La educación es el mejor método para el desarrollo: abre las puertas de la oportunidad y el intercambio mutuo. La investigación está enfocada alrededor del acceso a la educación para los trabajadores después de la aprobación de la Ley 27986 ‘Ley de los Trabajadores del Hogar’. La cuestión principal es: ¿Cómo se ha mejorado el acceso a la educación para los trabajadores del hogar desde la aprobación de la ley en el 2003?. Entrevisté a cinco mujeres y un hombre, entre los 20 y 60 años, cada uno con una perspectiva e historia diferente que los otros. Esta ley (2003) dice que “El trabajador del hogar tiene derecho a la educación. El empleador deberá brindarle las facilidades del caso para poder garantizar su asistencia regular a su centro de estudios fuera de la jornada de trabajo” (art. 17). En mi investigación descubrí que los problemas que existen todavía eran el uso de los sueldos, la falta de tiempo y los problemas con el sistema educativo público. Las personas que entrevisté me dijeron que los trabajadores del hogar usan sus sueldos para comprar ropa, enviar dinero a sus familias en las provincias, y mantener una cuenta de seguridad social para el futuro. Por lo tanto, los trabajadores no tienen dinero para pagar una educación, y consecuentemente, no tienen el deseo de continuar/empezar sus estudios.
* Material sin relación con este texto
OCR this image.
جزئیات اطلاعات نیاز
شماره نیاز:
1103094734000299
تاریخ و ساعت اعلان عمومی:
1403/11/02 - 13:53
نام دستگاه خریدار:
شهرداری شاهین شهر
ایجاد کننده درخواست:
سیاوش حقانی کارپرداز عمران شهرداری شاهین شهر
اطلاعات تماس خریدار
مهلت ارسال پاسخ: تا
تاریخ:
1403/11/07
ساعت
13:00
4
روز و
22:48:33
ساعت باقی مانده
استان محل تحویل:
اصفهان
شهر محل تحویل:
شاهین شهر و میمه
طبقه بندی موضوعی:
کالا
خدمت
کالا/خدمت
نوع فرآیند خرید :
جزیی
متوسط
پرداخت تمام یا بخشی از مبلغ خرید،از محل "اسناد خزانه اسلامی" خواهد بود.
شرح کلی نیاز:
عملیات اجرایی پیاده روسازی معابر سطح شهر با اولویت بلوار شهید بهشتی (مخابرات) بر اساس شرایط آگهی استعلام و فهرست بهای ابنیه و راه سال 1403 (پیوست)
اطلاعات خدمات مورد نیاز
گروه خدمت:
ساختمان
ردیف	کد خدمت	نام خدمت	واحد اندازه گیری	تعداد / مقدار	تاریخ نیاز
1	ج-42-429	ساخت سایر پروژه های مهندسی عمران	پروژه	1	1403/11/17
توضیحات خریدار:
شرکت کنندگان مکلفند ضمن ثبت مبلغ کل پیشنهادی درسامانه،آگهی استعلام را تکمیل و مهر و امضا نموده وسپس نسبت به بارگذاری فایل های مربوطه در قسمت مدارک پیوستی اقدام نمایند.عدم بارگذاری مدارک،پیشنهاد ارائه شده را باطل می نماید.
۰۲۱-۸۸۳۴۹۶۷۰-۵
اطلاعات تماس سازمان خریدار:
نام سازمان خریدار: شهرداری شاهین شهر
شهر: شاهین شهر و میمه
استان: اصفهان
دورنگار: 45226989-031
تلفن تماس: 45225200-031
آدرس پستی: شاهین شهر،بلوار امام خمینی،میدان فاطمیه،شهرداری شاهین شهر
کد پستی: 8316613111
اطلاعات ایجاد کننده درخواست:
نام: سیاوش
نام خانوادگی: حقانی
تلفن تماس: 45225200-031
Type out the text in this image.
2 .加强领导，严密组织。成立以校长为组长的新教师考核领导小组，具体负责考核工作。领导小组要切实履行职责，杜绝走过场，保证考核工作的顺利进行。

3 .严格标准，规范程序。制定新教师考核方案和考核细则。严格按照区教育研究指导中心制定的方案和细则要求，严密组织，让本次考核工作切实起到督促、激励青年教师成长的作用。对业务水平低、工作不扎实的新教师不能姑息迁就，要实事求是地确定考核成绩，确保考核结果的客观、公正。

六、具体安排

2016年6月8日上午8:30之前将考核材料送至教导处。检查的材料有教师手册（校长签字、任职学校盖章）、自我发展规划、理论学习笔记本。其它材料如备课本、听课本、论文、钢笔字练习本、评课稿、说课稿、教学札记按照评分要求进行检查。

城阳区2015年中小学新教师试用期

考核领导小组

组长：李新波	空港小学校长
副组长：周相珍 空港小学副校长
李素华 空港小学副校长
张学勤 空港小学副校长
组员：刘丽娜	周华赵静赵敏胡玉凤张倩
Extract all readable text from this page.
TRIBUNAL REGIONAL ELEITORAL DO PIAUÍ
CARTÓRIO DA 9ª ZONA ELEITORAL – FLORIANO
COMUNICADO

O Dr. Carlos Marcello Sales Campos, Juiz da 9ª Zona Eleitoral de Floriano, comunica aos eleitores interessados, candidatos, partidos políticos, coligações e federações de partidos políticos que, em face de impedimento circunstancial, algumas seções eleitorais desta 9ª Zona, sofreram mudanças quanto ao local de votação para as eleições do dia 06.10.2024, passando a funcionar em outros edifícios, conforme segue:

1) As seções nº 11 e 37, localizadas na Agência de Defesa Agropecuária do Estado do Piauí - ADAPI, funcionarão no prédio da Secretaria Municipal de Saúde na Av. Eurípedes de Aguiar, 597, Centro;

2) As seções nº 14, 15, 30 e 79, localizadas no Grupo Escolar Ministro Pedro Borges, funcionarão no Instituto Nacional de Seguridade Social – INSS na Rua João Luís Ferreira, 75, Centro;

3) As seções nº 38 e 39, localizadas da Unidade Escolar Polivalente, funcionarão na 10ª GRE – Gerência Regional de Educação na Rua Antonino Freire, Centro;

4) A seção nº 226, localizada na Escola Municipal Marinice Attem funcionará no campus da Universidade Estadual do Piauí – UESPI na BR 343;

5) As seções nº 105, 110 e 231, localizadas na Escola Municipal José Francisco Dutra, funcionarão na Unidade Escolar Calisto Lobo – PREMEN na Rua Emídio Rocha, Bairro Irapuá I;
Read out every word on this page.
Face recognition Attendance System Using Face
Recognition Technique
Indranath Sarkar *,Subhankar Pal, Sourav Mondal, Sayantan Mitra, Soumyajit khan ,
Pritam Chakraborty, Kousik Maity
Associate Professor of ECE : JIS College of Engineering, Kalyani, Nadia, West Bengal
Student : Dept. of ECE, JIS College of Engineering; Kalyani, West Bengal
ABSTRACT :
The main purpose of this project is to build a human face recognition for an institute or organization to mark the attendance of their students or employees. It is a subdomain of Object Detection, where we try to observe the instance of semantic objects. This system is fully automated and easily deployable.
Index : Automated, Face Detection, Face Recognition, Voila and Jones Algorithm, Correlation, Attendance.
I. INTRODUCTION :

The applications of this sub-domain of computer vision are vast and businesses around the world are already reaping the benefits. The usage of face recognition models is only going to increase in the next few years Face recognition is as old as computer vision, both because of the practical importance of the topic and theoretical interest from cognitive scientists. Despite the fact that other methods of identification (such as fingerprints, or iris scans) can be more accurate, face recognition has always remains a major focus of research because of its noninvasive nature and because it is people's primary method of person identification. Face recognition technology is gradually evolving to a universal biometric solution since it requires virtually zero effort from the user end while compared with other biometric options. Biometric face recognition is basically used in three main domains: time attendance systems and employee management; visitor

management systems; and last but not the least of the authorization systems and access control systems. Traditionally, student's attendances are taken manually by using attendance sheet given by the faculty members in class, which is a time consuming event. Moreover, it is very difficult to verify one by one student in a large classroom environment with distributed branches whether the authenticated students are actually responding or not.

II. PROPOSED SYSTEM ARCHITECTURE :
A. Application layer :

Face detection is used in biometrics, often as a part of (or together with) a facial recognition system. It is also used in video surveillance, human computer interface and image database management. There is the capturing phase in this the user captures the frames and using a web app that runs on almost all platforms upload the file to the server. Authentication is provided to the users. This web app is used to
Otro problema es la falta de tiempo. Casi todos los entrevistados dijeron que no tienen el tiempo para estudiar; tienen que trabajar durante la mayor parte del día, y cuando tienen tiempo, están cansados y no desean hacer más. [...]Â Muchos trabajadores del hogar no reciben sus sueldos exactos, usualmente reciben menos del sueldo bajo contrato. No obstante, las personas que he entrevistado quieren estudiar enfermería, asuntos de negocios y Derecho, pero estas carreras son demasiado caras para asistir a una escuela privada. [...]
Para combatir los problemas sobre el acceso a la educación, tengo unas cuantas sugerencias: cambios en el sistema de adquirir un trabajo doméstico y el desarrollo de una escuela pública para los trabajadores del hogar. Además, esta escuela sería útil porque no tienen una escuela específica para ellos, donde puedan aprender, continuar y mejorar sus vidas.
Durante mi tiempo en La Casa de Panchita, tuve la oportunidad de enseñar en la clase de inglés y conversar con ellos de una manera informal. Me di cuenta de que quieren aprender, que quieren una educación. Y cuando están en las clases, cualquier clase, están emocionados de aprender. No es que los trabajadores del hogar no tienen la capacidad, es que no tienen la oportunidad. Por eso, cuando tienen la oportunidad de asistir a clases o recibir cualquier forma de educación, lo hacen. Los trabajadores del hogar quieren ser educados, el sistema y sus empleadores no deben entrometerse con sus deseos.